By the time he left Juban’s earlier this year, Jaime had the restaurant sourcing 70 percent of its food products from within a 125-mile radius. His aspirations are the same for Pork & Pie. Already, the restaurant’s gathered goat cheeses from Spinning Spider Creamery and Three Graces Dairy; corn grits straight from Blue Hill Farm; seasonal vegetables from High Gate Farms and Long Valley Eco-Biotic Farm; pork and eggs from Dry Ridge Farm; and charcuterie items from Hickory Nut Gap.
“It’s hard to break the mentality of 'meat and potatoes' that’s focused less on quality and more on quantity. What we concentrate on here is quality and integrity,” says Jaime.
And surprisingly, though the Hernandezes have the artistic flair and high-quality ingredients that one could expect with fine dining, none of the entrees on Pork & Pie’s menu exceed $14.
“We’re not trying to push anyone out. This is for the community,” he says.
Though Jaime left the fiercely competitive culinary world of Louisiana behind, Pork & Pie’s menu is evidence that landing in Marshall by no means mitigates his creativity. Items like the homemade lobster ravioli with moonshine cream and the seasonal wild-mushroom pappardelle fuse local mountain themes and ingredients onto a Creole template.
“I believe in simplicity,” says Hernandez. “That’s the Italian way of doing things. But it’s integrity-driven — the ingredients have to be really high quality.”
“Simple” in this case is certainly not to be confused with bland or conventional; it’s more about limiting the ingredients to allow each to carry its own immaculate essence.
In addition to the Creole/Italian entrees, there are an assortment of artisan pizzas to choose from, each of which has a unique blend of toppings — “but never more than five,” says Jaime.
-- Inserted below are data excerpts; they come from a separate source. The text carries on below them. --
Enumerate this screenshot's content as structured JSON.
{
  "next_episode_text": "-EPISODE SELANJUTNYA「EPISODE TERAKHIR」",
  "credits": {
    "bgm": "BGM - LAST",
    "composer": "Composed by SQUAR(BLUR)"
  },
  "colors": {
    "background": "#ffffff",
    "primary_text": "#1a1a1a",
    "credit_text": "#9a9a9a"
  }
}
The “garden” pizza features roasted local vegetables, lavender, chevre and pesto. The “rooster” combines pickled corn, farm eggs, roasted sweet peppers and bacon on the pie.
“We’ve got people coming from all over the place just by word of mouth. Locals come for sure, but also people passing through from Leicester, Burnsville, Tennessee — people with second homes here. It’s good for the town. And that’s my goal: to make Marshall more of a food destination.”